Dallen Peterson knows about perseverance. After leaving his job as division manager for a national food company, he had to go into business twice to find lasting success. He started a snack foods company, drawing on his experience in a corporate job, but had to sell it at a loss when the industry ran into problems.

Despite the setback, Peterson rejected offers to return to corporate life. "I had had a taste of running my own business,' he explains. "I liked that feeling of "I did it on my own.'' So he started another business in a brand-new field, professional home cleaning, and his Merry Maids company is now the biggest of its kind, with franchise operations in 42 states.

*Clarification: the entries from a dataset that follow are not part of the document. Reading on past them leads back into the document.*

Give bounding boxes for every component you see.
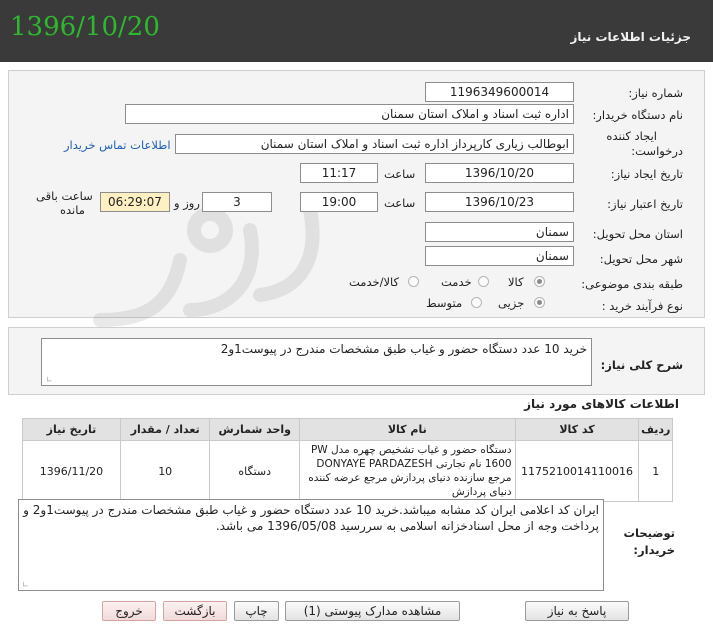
province-label: استان محل تحویل: [592, 227, 683, 241]
cell-code: 1175210014110016 [514, 440, 640, 502]
page-header: 1396/10/20 جزئیات اطلاعات نیاز [0, 0, 713, 62]
process-option-minor: جزیی [498, 296, 525, 310]
remaining-label-2: مانده [60, 203, 85, 217]
creator-label-2: درخواست: [631, 144, 683, 158]
buyer-notes-textarea: ایران کد اعلامی ایران کد مشابه میباشد.خر… [18, 499, 604, 591]
summary-textarea: خرید 10 عدد دستگاه حضور و غیاب طبق مشخصا… [41, 338, 592, 386]
validity-time-label: ساعت [384, 196, 416, 210]
reply-button[interactable]: پاسخ به نیاز [525, 601, 629, 621]
city-label: شهر محل تحویل: [599, 252, 683, 266]
creator-field: ابوطالب زیاری کارپرداز اداره ثبت اسناد و… [175, 134, 574, 154]
validity-time-field: 19:00 [300, 192, 378, 212]
cell-date: 1396/11/20 [22, 440, 121, 502]
buyer-notes-resize-handle[interactable]: ∟ [22, 580, 29, 589]
category-radio-goods-service[interactable] [408, 276, 419, 287]
buyer-contact-link[interactable]: اطلاعات تماس خریدار [64, 138, 171, 152]
remaining-time-field: 06:29:07 [100, 192, 170, 212]
city-field: سمنان [425, 246, 574, 266]
validity-date-label: تاریخ اعتبار نیاز: [607, 197, 683, 211]
items-section-title: اطلاعات کالاهای مورد نیاز [524, 397, 679, 411]
back-button[interactable]: بازگشت [163, 601, 227, 621]
process-radio-minor[interactable] [534, 297, 545, 308]
created-time-field: 11:17 [300, 163, 378, 183]
col-name: نام کالا [299, 418, 516, 441]
view-attachments-button[interactable]: مشاهده مدارک پیوستی (1) [285, 601, 460, 621]
print-button[interactable]: چاپ [234, 601, 279, 621]
province-field: سمنان [425, 222, 574, 242]
created-time-label: ساعت [384, 167, 416, 181]
items-header-row: ردیف کد کالا نام کالا واحد شمارش تعداد /… [22, 418, 673, 441]
validity-date-field: 1396/10/23 [425, 192, 574, 212]
buyer-notes-label-1: توضیحات [623, 526, 676, 540]
created-date-label: تاریخ ایجاد نیاز: [610, 167, 683, 181]
col-date: تاریخ نیاز [22, 418, 121, 441]
table-row[interactable]: 1 1175210014110016 دستگاه حضور و غیاب تش… [22, 440, 673, 502]
summary-resize-handle[interactable]: ∟ [46, 375, 53, 384]
col-code: کد کالا [514, 418, 640, 441]
created-date-field: 1396/10/20 [425, 163, 574, 183]
need-number-field: 1196349600014 [425, 82, 574, 102]
col-qty: تعداد / مقدار [119, 418, 211, 441]
creator-label-1: ایجاد کننده [606, 129, 657, 143]
cell-unit: دستگاه [209, 440, 301, 502]
buyer-notes-label-2: خریدار: [633, 543, 675, 557]
category-radio-service[interactable] [478, 276, 489, 287]
remaining-days-field: 3 [202, 192, 272, 212]
page-title: جزئیات اطلاعات نیاز [570, 30, 691, 44]
buyer-org-label: نام دستگاه خریدار: [592, 108, 683, 122]
summary-label: شرح کلی نیاز: [600, 358, 683, 372]
process-radio-medium[interactable] [471, 297, 482, 308]
process-option-medium: متوسط [426, 296, 463, 310]
remaining-label-1: ساعت باقی [36, 189, 93, 203]
category-label: طبقه بندی موضوعی: [581, 277, 683, 291]
category-radio-goods[interactable] [534, 276, 545, 287]
col-unit: واحد شمارش [209, 418, 301, 441]
col-row: ردیف [638, 418, 673, 441]
cell-qty: 10 [119, 440, 211, 502]
need-number-label: شماره نیاز: [628, 86, 683, 100]
cell-row: 1 [638, 440, 673, 502]
days-label: روز و [174, 196, 200, 210]
category-option-goods: کالا [508, 275, 524, 289]
exit-button[interactable]: خروج [102, 601, 156, 621]
header-date: 1396/10/20 [10, 12, 160, 42]
buyer-org-field: اداره ثبت اسناد و املاک استان سمنان [125, 104, 574, 124]
cell-name: دستگاه حضور و غیاب تشخیص چهره مدل PW 160… [299, 440, 516, 502]
category-option-goods-service: کالا/خدمت [349, 275, 400, 289]
items-table: ردیف کد کالا نام کالا واحد شمارش تعداد /… [22, 418, 673, 502]
process-label: نوع فرآیند خرید : [601, 299, 683, 313]
category-option-service: خدمت [441, 275, 472, 289]
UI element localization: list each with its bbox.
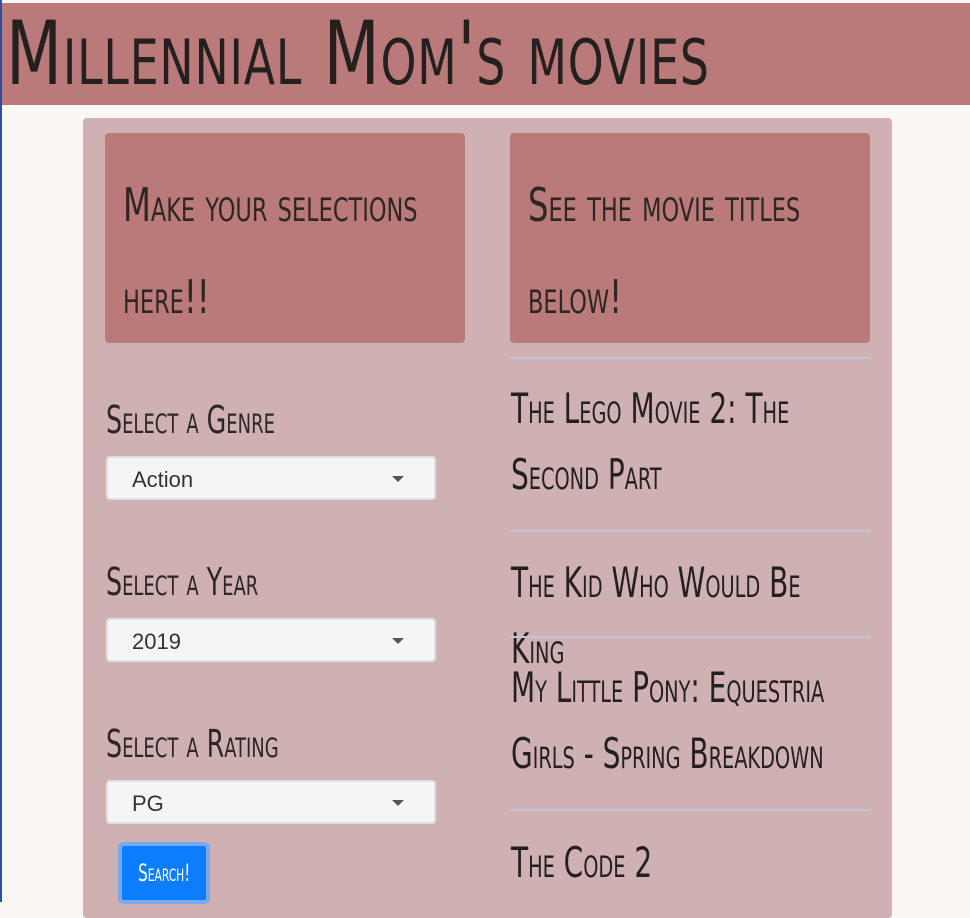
titles-header-box: See the movie titles below! xyxy=(510,133,870,343)
search-button-label: Search! xyxy=(137,859,191,887)
titles-heading: See the movie titles below! xyxy=(528,178,801,324)
site-title: Millennial Mom's movies xyxy=(6,2,710,105)
list-item[interactable]: The Lego Movie 2: The Second Part xyxy=(511,376,837,508)
search-button[interactable]: Search! xyxy=(118,842,210,904)
list-divider xyxy=(510,357,870,359)
year-select[interactable]: 2019 xyxy=(106,618,436,662)
list-item[interactable]: My Little Pony: Equestria Girls - Spring… xyxy=(511,655,837,787)
selections-heading: Make your selections here!! xyxy=(123,178,418,324)
list-divider xyxy=(510,530,870,532)
year-label: Select a Year xyxy=(106,560,259,604)
genre-label: Select a Genre xyxy=(106,398,275,442)
rating-select[interactable]: PG xyxy=(106,780,436,824)
genre-select-value: Action xyxy=(132,467,194,492)
selections-header-box: Make your selections here!! xyxy=(105,133,465,343)
header-bar: Millennial Mom's movies xyxy=(2,2,970,105)
window-left-edge xyxy=(0,0,2,902)
chevron-down-icon xyxy=(392,800,404,806)
chevron-down-icon xyxy=(392,638,404,644)
rating-label: Select a Rating xyxy=(106,722,279,766)
list-item[interactable]: The Code 2 xyxy=(511,830,837,896)
chevron-down-icon xyxy=(392,476,404,482)
year-select-value: 2019 xyxy=(132,629,181,654)
list-divider xyxy=(510,809,870,811)
genre-select[interactable]: Action xyxy=(106,456,436,500)
list-divider xyxy=(510,636,870,638)
main-panel: Make your selections here!! See the movi… xyxy=(83,118,892,918)
rating-select-value: PG xyxy=(132,791,164,816)
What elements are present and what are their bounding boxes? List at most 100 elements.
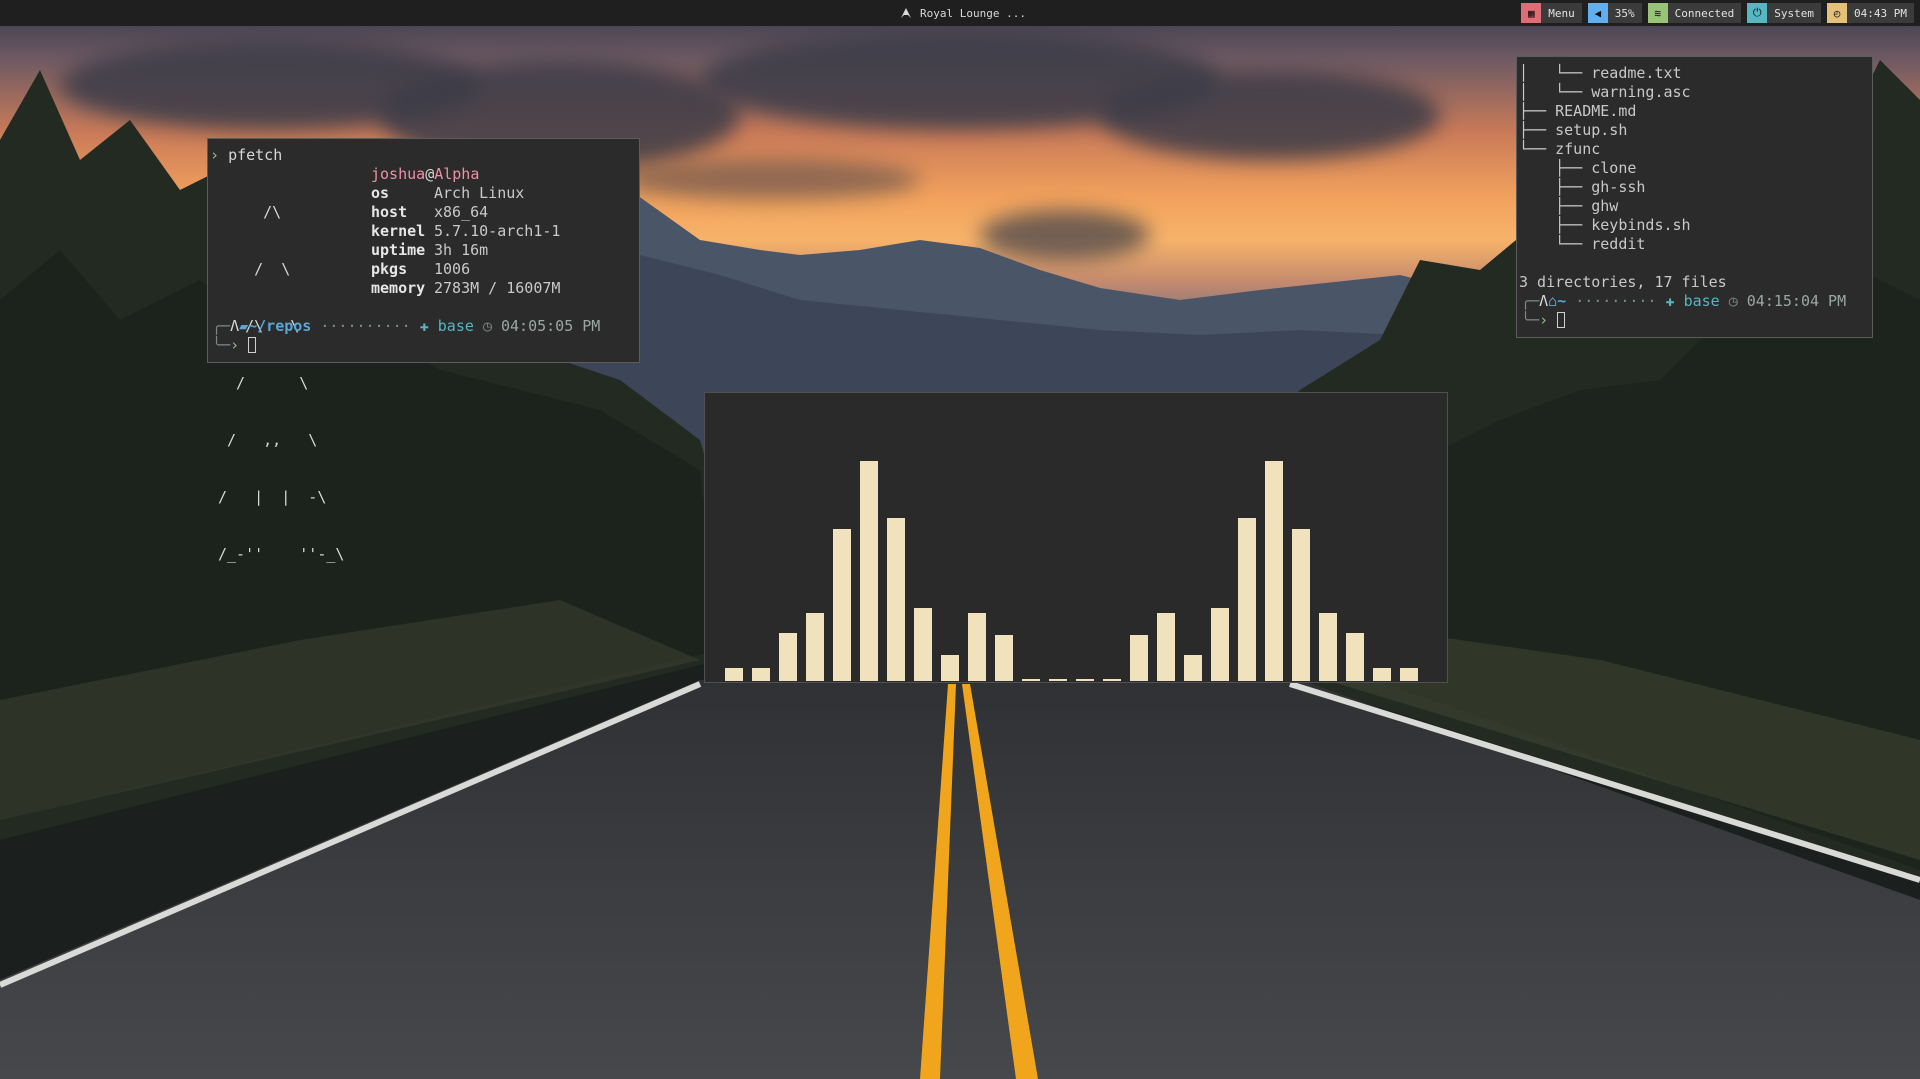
visualizer-bar — [1319, 613, 1337, 681]
tree-line: ├── README.md — [1519, 102, 1727, 121]
tree-branch: ├── — [1519, 102, 1556, 120]
file-name: gh-ssh — [1591, 178, 1646, 196]
conda-env: base — [1683, 292, 1720, 310]
arch-ascii-logo: /\ / \ /\ \ / \ / ,, \ / | | -\ /_-'' ''… — [218, 165, 344, 602]
visualizer-bar — [860, 461, 878, 681]
tree-line: └── zfunc — [1519, 140, 1727, 159]
prompt-dots: ········· — [1575, 292, 1657, 310]
visualizer-bar — [1157, 613, 1175, 681]
file-name: reddit — [1591, 235, 1646, 253]
network-module[interactable]: ≋ Connected — [1647, 3, 1742, 23]
logo-line: /_-'' ''-_\ — [218, 545, 345, 563]
tree-line: ├── keybinds.sh — [1519, 216, 1727, 235]
visualizer-bar — [1022, 679, 1040, 681]
visualizer-bar — [1103, 679, 1121, 681]
file-name: readme.txt — [1591, 64, 1682, 82]
hostname: Alpha — [434, 165, 480, 183]
prompt-corner-icon: ╰─ — [1521, 311, 1540, 329]
tree-branch: │ └── — [1519, 83, 1592, 101]
visualizer-bar — [806, 613, 824, 681]
file-name: clone — [1591, 159, 1637, 177]
tree-branch: ├── — [1519, 159, 1592, 177]
file-name: keybinds.sh — [1591, 216, 1691, 234]
visualizer-bar — [1400, 668, 1418, 681]
tree-branch: ├── — [1519, 216, 1592, 234]
info-key: os — [371, 184, 390, 202]
info-key: memory — [371, 279, 426, 297]
prompt-status-line: ╭─Λ⌂~ ········· ✚ base ◷ 04:15:04 PM — [1521, 292, 1846, 311]
menu-label: Menu — [1548, 6, 1575, 20]
visualizer-bar — [1265, 461, 1283, 681]
visualizer-bar — [914, 608, 932, 681]
visualizer-bar — [752, 668, 770, 681]
info-value: 2783M / 16007M — [434, 279, 561, 297]
visualizer-bar — [1373, 668, 1391, 681]
visualizer-bar — [1076, 679, 1094, 681]
audio-visualizer-window[interactable] — [704, 392, 1448, 683]
info-row-os: os Arch Linux — [371, 184, 560, 203]
file-name: warning.asc — [1591, 83, 1691, 101]
arch-logo-icon: Λ — [1539, 292, 1549, 310]
system-module[interactable]: ⏻ System — [1747, 3, 1822, 23]
home-icon: ⌂ — [1548, 292, 1558, 310]
logo-line: / \ — [218, 374, 309, 392]
top-status-bar: Royal Lounge ... ▦ Menu ◀ 35% ≋ Connecte… — [0, 0, 1920, 26]
volume-module[interactable]: ◀ 35% — [1587, 3, 1642, 23]
visualizer-bar — [1292, 529, 1310, 681]
at-sign: @ — [425, 165, 435, 183]
tree-branch: └── — [1519, 140, 1556, 158]
visualizer-bar — [1184, 655, 1202, 681]
volume-label: 35% — [1614, 6, 1635, 20]
file-tree: │ └── readme.txt │ └── warning.asc ├── R… — [1519, 64, 1727, 292]
tree-line: │ └── warning.asc — [1519, 83, 1727, 102]
info-key: uptime — [371, 241, 426, 259]
visualizer-bar — [941, 655, 959, 681]
menu-module[interactable]: ▦ Menu — [1521, 3, 1582, 23]
prompt-dots: ·········· — [320, 317, 411, 335]
arch-logo-icon: Λ — [230, 317, 240, 335]
prompt-chevron-icon: › — [1539, 311, 1549, 329]
visualizer-bar — [725, 668, 743, 681]
tree-terminal[interactable]: │ └── readme.txt │ └── warning.asc ├── R… — [1516, 56, 1873, 338]
logo-line: /\ — [218, 203, 282, 221]
clock-module[interactable]: ◴ 04:43 PM — [1827, 3, 1914, 23]
info-key: pkgs — [371, 260, 408, 278]
input-line[interactable]: ╰─› — [212, 336, 257, 355]
input-line[interactable]: ╰─› — [1521, 311, 1566, 330]
tree-line: └── reddit — [1519, 235, 1727, 254]
info-row-uptime: uptime 3h 16m — [371, 241, 560, 260]
pfetch-terminal[interactable]: › pfetch /\ / \ /\ \ / \ / ,, \ / | | -\… — [207, 138, 640, 563]
tree-line: ├── setup.sh — [1519, 121, 1727, 140]
speaker-icon: ◀ — [1587, 3, 1608, 23]
info-value: 1006 — [434, 260, 471, 278]
tree-branch: └── — [1519, 235, 1592, 253]
tree-branch: ├── — [1519, 178, 1592, 196]
info-row-memory: memory 2783M / 16007M — [371, 279, 560, 298]
file-name: README.md — [1555, 102, 1637, 120]
logo-line: / ,, \ — [218, 431, 318, 449]
visualizer-bar — [1238, 518, 1256, 681]
info-row-pkgs: pkgs 1006 — [371, 260, 560, 279]
window-title-text: Royal Lounge ... — [920, 6, 1026, 20]
active-window-title[interactable]: Royal Lounge ... — [900, 0, 1026, 26]
prompt-path: ~/repos — [248, 317, 312, 335]
status-modules: ▦ Menu ◀ 35% ≋ Connected ⏻ System ◴ 04:4… — [1521, 3, 1914, 23]
prompt-corner-icon: ╭─ — [212, 317, 231, 335]
prompt-path: ~ — [1557, 292, 1567, 310]
prompt-status-line: ╭─Λ▰~/repos ·········· ✚ base ◷ 04:05:05… — [212, 317, 600, 336]
info-value: Arch Linux — [434, 184, 525, 202]
visualizer-bar — [1211, 608, 1229, 681]
info-key: host — [371, 203, 408, 221]
visualizer-bar — [1049, 679, 1067, 681]
network-label: Connected — [1674, 6, 1735, 20]
info-key: kernel — [371, 222, 426, 240]
visualizer-bar — [1130, 635, 1148, 681]
tree-line: ├── ghw — [1519, 197, 1727, 216]
conda-env-icon: ✚ — [1665, 292, 1675, 310]
folder-icon: ▰ — [239, 317, 249, 335]
tree-line: │ └── readme.txt — [1519, 64, 1727, 83]
visualizer-bar — [779, 633, 797, 681]
logo-line: / | | -\ — [218, 488, 327, 506]
user-host: joshua@Alpha — [371, 165, 479, 184]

And, he points out, more than half of his 400 franchisees are former corporate employees who wanted to get into businesses of their own.

The story of Peterson's conversion from executive to entrepreneur is one of the many case histories that illustrate what others might expect if they leave the familiar world of their 9-to-5 salaried jobs for the uncertainties and risks of their own businesses. Some others whose experiences offer insights on what might be expected in that transition:

Bob Phipps, a California native who left a mine-engineering job in Bismarck, N.D., to grow bean and alfalfa sprouts in San Antonio, Tex. He advises prospective refugees from the corporate world to first work for someone in the same line they are planning on entering. "Make your mistakes on their money,' Phipps says.

Pat Thompson, who quit her salaried job as a broker for television properties to form her own company in Denver and now has eight brokers working for her in arranging sales of cable and broadcast operations. The transition was "a long, hard struggle,' she recalls, but "the feeling of accomplishment' that resulted made it all worthwhile.